BSP MP Zhelyu Boichev said that Nikolai Nenchev – the defence minister in the second Borissov government – had created “regulatory chaos” in the process of selecting a fighter aircraft.
Boichev said that the ad hoc committee’s report was proof that modernisation of the Bulgarian armed forces would never happen. “Once again you lied,” Boichev said, addressing himself to the government benches.
He said that the committee had been intended as a shot aimed at Radev but “with the conclusions of this report, you shot yourself”.
The BSP would vote against approval of the committee’s report, Boichev said. “Let the refusal to modernise the military be on your conscience,” he said.
The Movement for Rights and Freedoms, the National Assembly’s fourth-largest group, said that it would support the report, while Vesselin Mareshki, leader of the smallest group, Volya, said: “I think that this is all just talk. It is clear that no aircraft will be bought at all”.
Ahead of the debate, Defence Minister Krassimir Karakachanov – a co-leader of the United Patriots, the nationalist grouping that is the minority partner in the current Borissov government – said that he saw “no need to hurry” in the acquisition of a new fighter jet.
Karakachanov said in a television interview that a “rapid” deal would create suspicions of corruption.
In 2017, Prime Minister Borissov has flip-flopped on the issue.

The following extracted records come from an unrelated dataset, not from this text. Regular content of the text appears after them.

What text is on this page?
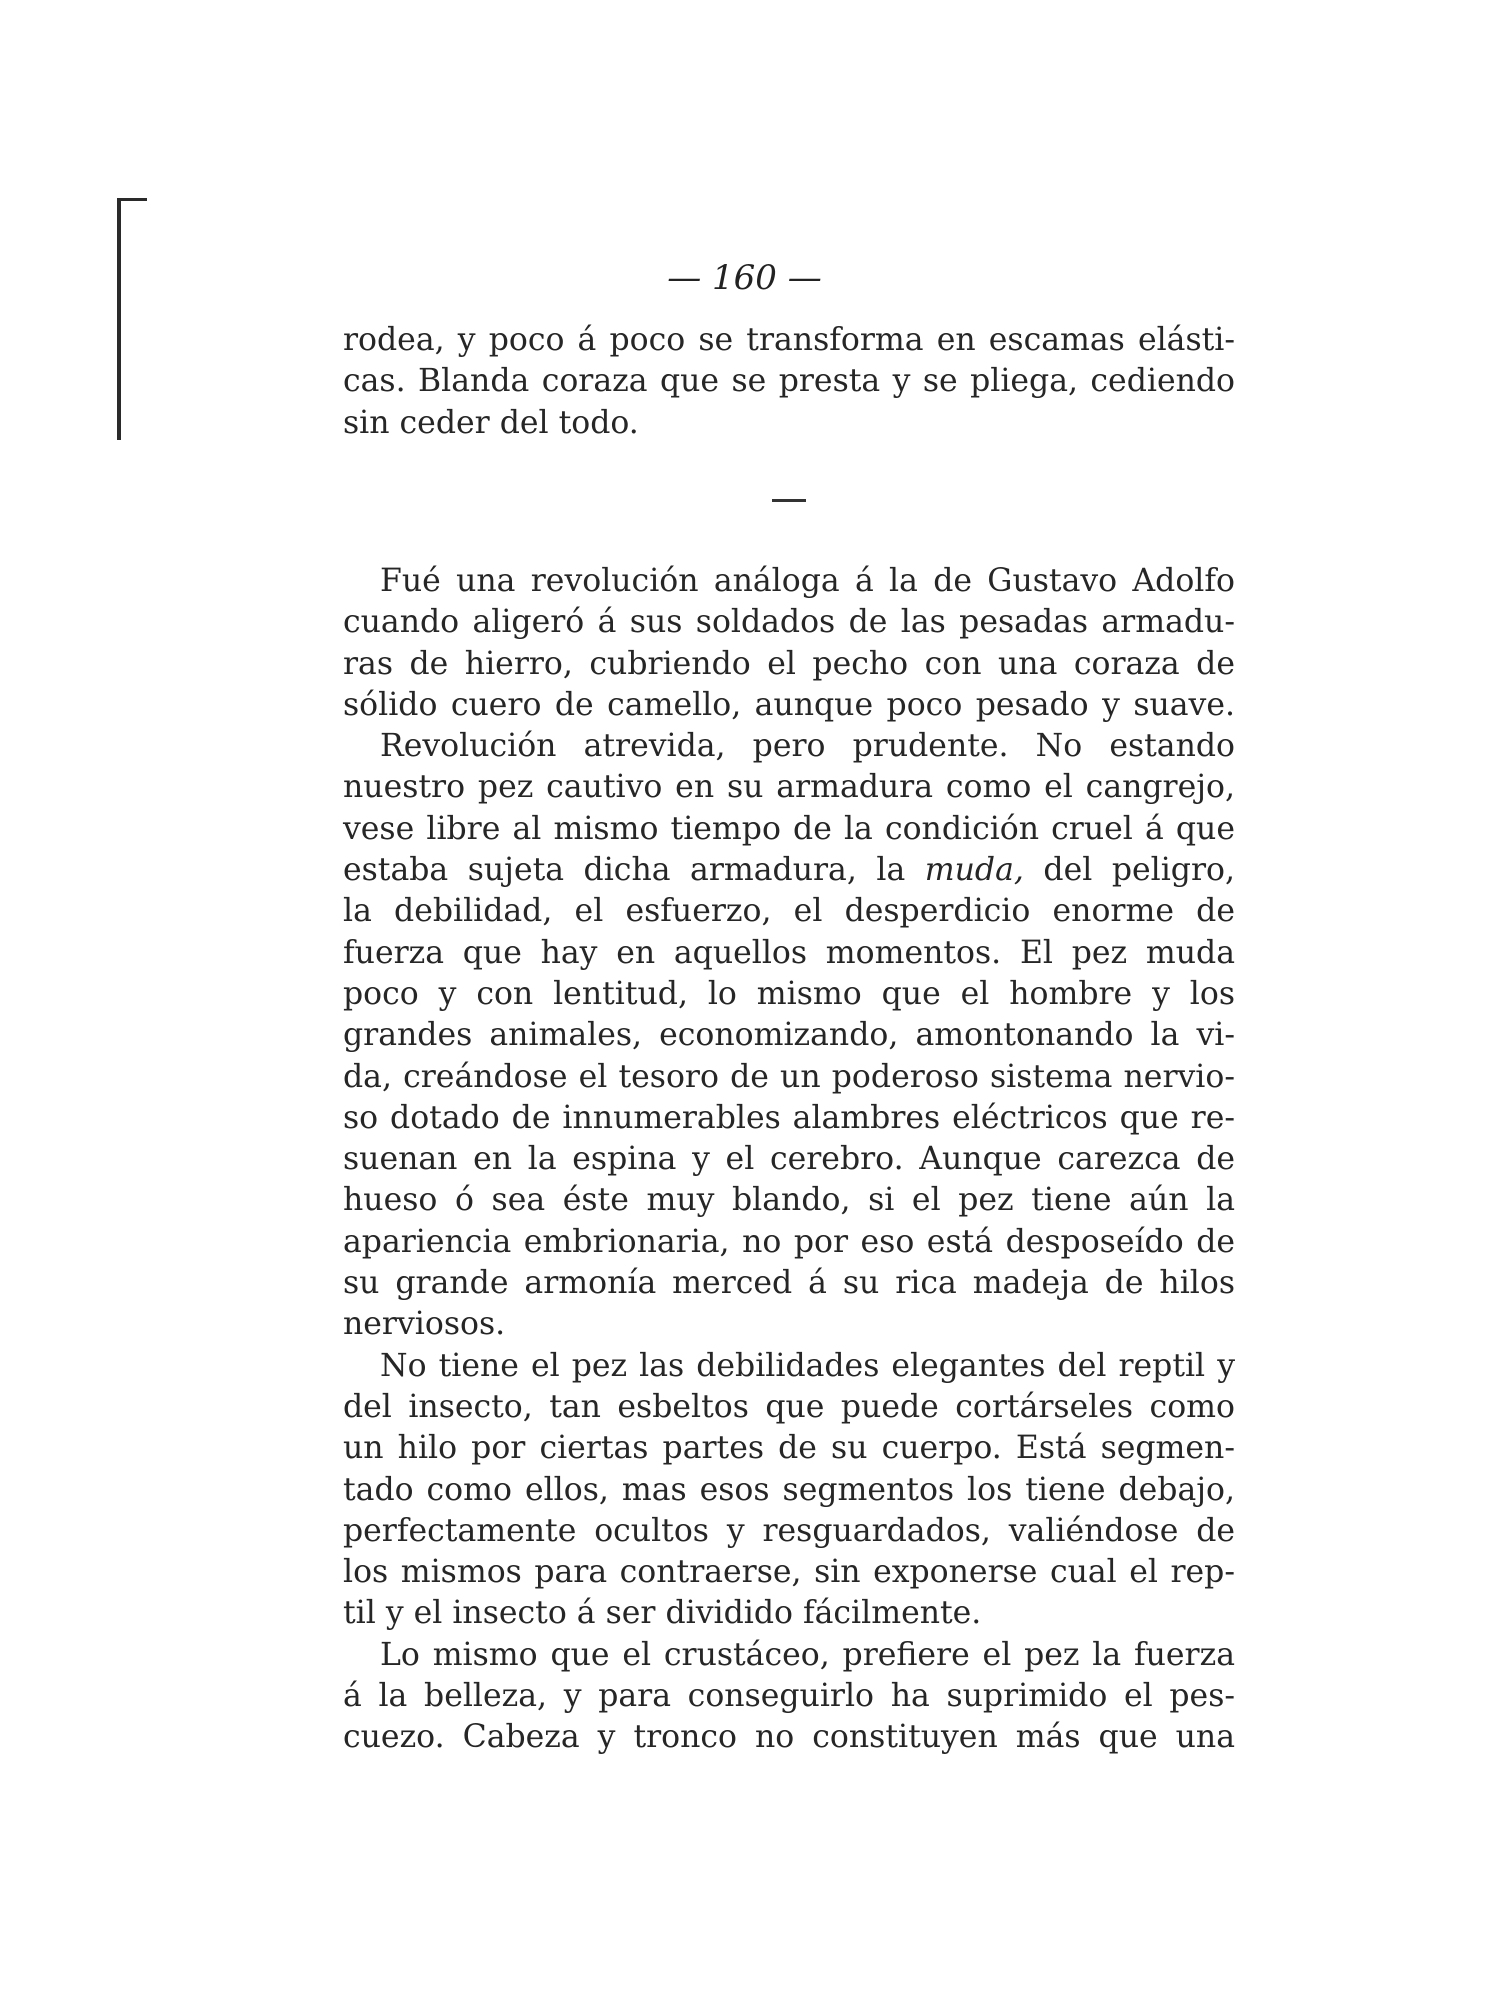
— 160 —
rodea, y poco á poco se transforma en escamas elásti-
cas. Blanda coraza que se presta y se pliega, cediendo
sin ceder del todo.
Fué una revolución análoga á la de Gustavo Adolfo
cuando aligeró á sus soldados de las pesadas armadu-
ras de hierro, cubriendo el pecho con una coraza de
sólido cuero de camello, aunque poco pesado y suave.
Revolución atrevida, pero prudente. No estando
nuestro pez cautivo en su armadura como el cangrejo,
vese libre al mismo tiempo de la condición cruel á que
estaba sujeta dicha armadura, la muda, del peligro,
la debilidad, el esfuerzo, el desperdicio enorme de
fuerza que hay en aquellos momentos. El pez muda
poco y con lentitud, lo mismo que el hombre y los
grandes animales, economizando, amontonando la vi-
da, creándose el tesoro de un poderoso sistema nervio-
so dotado de innumerables alambres eléctricos que re-
suenan en la espina y el cerebro. Aunque carezca de
hueso ó sea éste muy blando, si el pez tiene aún la
apariencia embrionaria, no por eso está desposeído de
su grande armonía merced á su rica madeja de hilos
nerviosos.
No tiene el pez las debilidades elegantes del reptil y
del insecto, tan esbeltos que puede cortárseles como
un hilo por ciertas partes de su cuerpo. Está segmen-
tado como ellos, mas esos segmentos los tiene debajo,
perfectamente ocultos y resguardados, valiéndose de
los mismos para contraerse, sin exponerse cual el rep-
til y el insecto á ser dividido fácilmente.
Lo mismo que el crustáceo, prefiere el pez la fuerza
á la belleza, y para conseguirlo ha suprimido el pes-
cuezo. Cabeza y tronco no constituyen más que una
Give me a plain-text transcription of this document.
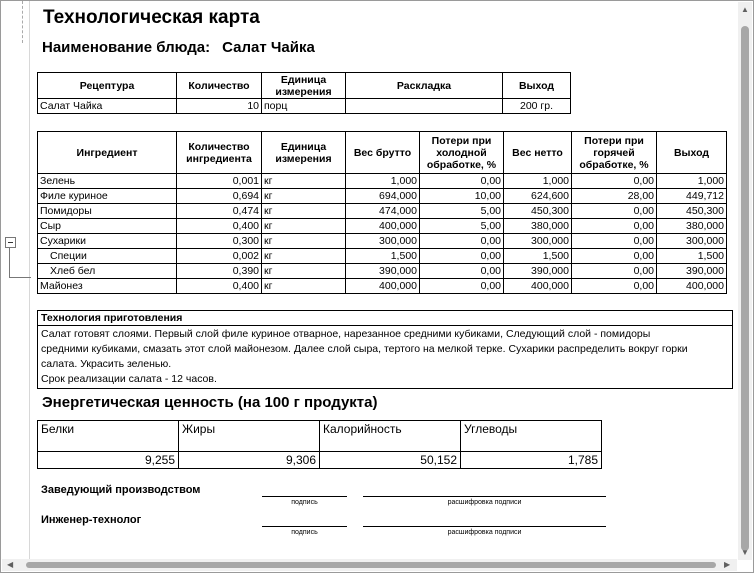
Технологическая карта
Наименование блюда: Салат Чайка
Рецептура	Количество	Единица измерения	Раскладка	Выход
Салат Чайка	10	порц		200 гр.
Ингредиент	Количество ингредиента	Единица измерения	Вес брутто	Потери при холодной обработке, %	Вес нетто	Потери при горячей обработке, %	Выход
Зелень	0,001	кг	1,000	0,00	1,000	0,00	1,000
Филе куриное	0,694	кг	694,000	10,00	624,600	28,00	449,712
Помидоры	0,474	кг	474,000	5,00	450,300	0,00	450,300
Сыр	0,400	кг	400,000	5,00	380,000	0,00	380,000
Сухарики	0,300	кг	300,000	0,00	300,000	0,00	300,000
Специи	0,002	кг	1,500	0,00	1,500	0,00	1,500
Хлеб бел	0,390	кг	390,000	0,00	390,000	0,00	390,000
Майонез	0,400	кг	400,000	0,00	400,000	0,00	400,000
Технология приготовления
Салат готовят слоями. Первый слой филе куриное отварное, нарезанное средними кубиками, Следующий слой - помидоры
средними кубиками, смазать этот слой майонезом. Далее слой сыра, тертого на мелкой терке. Сухарики распределить вокруг горки
салата. Украсить зеленью.
Срок реализации салата - 12 часов.
Энергетическая ценность (на 100 г продукта)
Белки	Жиры	Калорийность	Углеводы
9,255	9,306	50,152	1,785
Заведующий производством
подпись	расшифровка подписи
Инженер-технолог
подпись	расшифровка подписи
▲
▼
◀	▶
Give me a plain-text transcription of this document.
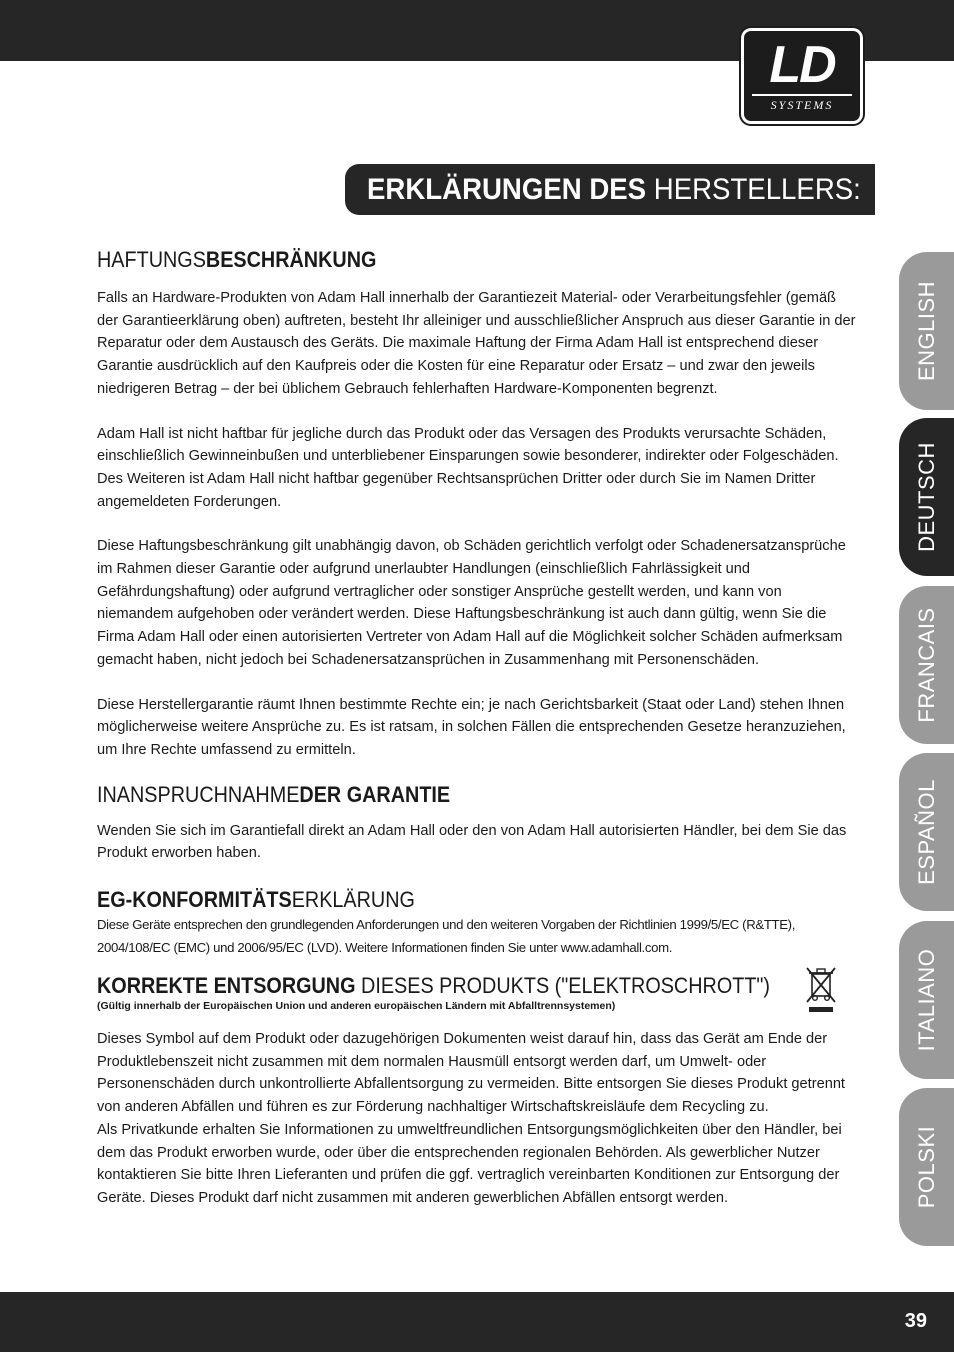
LD
SYSTEMS
ERKLÄRUNGEN DES HERSTELLERS:
ENGLISH
DEUTSCH
FRANCAIS
ESPAÑOL
ITALIANO
POLSKI
HAFTUNGSBESCHRÄNKUNG

Falls an Hardware-Produkten von Adam Hall innerhalb der Garantiezeit Material- oder Verarbeitungsfehler (gemäß der Garantieerklärung oben) auftreten, besteht Ihr alleiniger und ausschließlicher Anspruch aus dieser Garantie in der Reparatur oder dem Austausch des Geräts. Die maximale Haftung der Firma Adam Hall ist entsprechend dieser Garantie ausdrücklich auf den Kaufpreis oder die Kosten für eine Reparatur oder Ersatz – und zwar den jeweils niedrigeren Betrag – der bei üblichem Gebrauch fehlerhaften Hardware-Komponenten begrenzt.

Adam Hall ist nicht haftbar für jegliche durch das Produkt oder das Versagen des Produkts verursachte Schäden, einschließlich Gewinneinbußen und unterbliebener Einsparungen sowie besonderer, indirekter oder Folgeschäden. Des Weiteren ist Adam Hall nicht haftbar gegenüber Rechtsansprüchen Dritter oder durch Sie im Namen Dritter angemeldeten Forderungen.

Diese Haftungsbeschränkung gilt unabhängig davon, ob Schäden gerichtlich verfolgt oder Schadenersatzansprüche im Rahmen dieser Garantie oder aufgrund unerlaubter Handlungen (einschließlich Fahrlässigkeit und Gefährdungshaftung) oder aufgrund vertraglicher oder sonstiger Ansprüche gestellt werden, und kann von niemandem aufgehoben oder verändert werden. Diese Haftungsbeschränkung ist auch dann gültig, wenn Sie die Firma Adam Hall oder einen autorisierten Vertreter von Adam Hall auf die Möglichkeit solcher Schäden aufmerksam gemacht haben, nicht jedoch bei Schadenersatzansprüchen in Zusammenhang mit Personenschäden.

Diese Herstellergarantie räumt Ihnen bestimmte Rechte ein; je nach Gerichtsbarkeit (Staat oder Land) stehen Ihnen möglicherweise weitere Ansprüche zu. Es ist ratsam, in solchen Fällen die entsprechenden Gesetze heranzuziehen, um Ihre Rechte umfassend zu ermitteln.

INANSPRUCHNAHMEDER GARANTIE

Wenden Sie sich im Garantiefall direkt an Adam Hall oder den von Adam Hall autorisierten Händler, bei dem Sie das Produkt erworben haben.

EG-KONFORMITÄTSERKLÄRUNG

Diese Geräte entsprechen den grundlegenden Anforderungen und den weiteren Vorgaben der Richtlinien 1999/5/EC (R&TTE), 2004/108/EC (EMC) und 2006/95/EC (LVD). Weitere Informationen finden Sie unter www.adamhall.com.

KORREKTE ENTSORGUNG DIESES PRODUKTS ("ELEKTROSCHROTT")

(Gültig innerhalb der Europäischen Union und anderen europäischen Ländern mit Abfalltrennsystemen)

Dieses Symbol auf dem Produkt oder dazugehörigen Dokumenten weist darauf hin, dass das Gerät am Ende der Produktlebenszeit nicht zusammen mit dem normalen Hausmüll entsorgt werden darf, um Umwelt- oder Personenschäden durch unkontrollierte Abfallentsorgung zu vermeiden. Bitte entsorgen Sie dieses Produkt getrennt von anderen Abfällen und führen es zur Förderung nachhaltiger Wirtschaftskreisläufe dem Recycling zu.

Als Privatkunde erhalten Sie Informationen zu umweltfreundlichen Entsorgungsmöglichkeiten über den Händler, bei dem das Produkt erworben wurde, oder über die entsprechenden regionalen Behörden. Als gewerblicher Nutzer kontaktieren Sie bitte Ihren Lieferanten und prüfen die ggf. vertraglich vereinbarten Konditionen zur Entsorgung der Geräte. Dieses Produkt darf nicht zusammen mit anderen gewerblichen Abfällen entsorgt werden.

39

Soon after taking office, he told his Swedish counterpart that negotiations on the acquisition of Gripens would begin “within weeks”. But after that, Borissov changed his tune.
In the October 5 debate, Tsvetanov listed the numbers of F-16s in use by the air forces of Greece, Turkey and Romania, while levelling slights against Gripen.
“I think that when making important political decisions, it is important to take into account the compatibility that is line with Nato standards,” Tsvetanov said.
The BSP’s Dragomir Stoynev said that the reason the ad hoc committee had been formed was so that Bulgaria would get the F-16s.
The ad hoc parliamentary committee recommends that the Defence Ministry goes back to the bidders that submitted offers in 2016 – Saab with Gripen, Portugal with second-hand F-16s and Italy with second-hand Eurofighters – and restart the process.
Towards the close of the debate, Tsvetanov apologised for members of his parliamentary group having made personal attacks on the President and the President’s wife.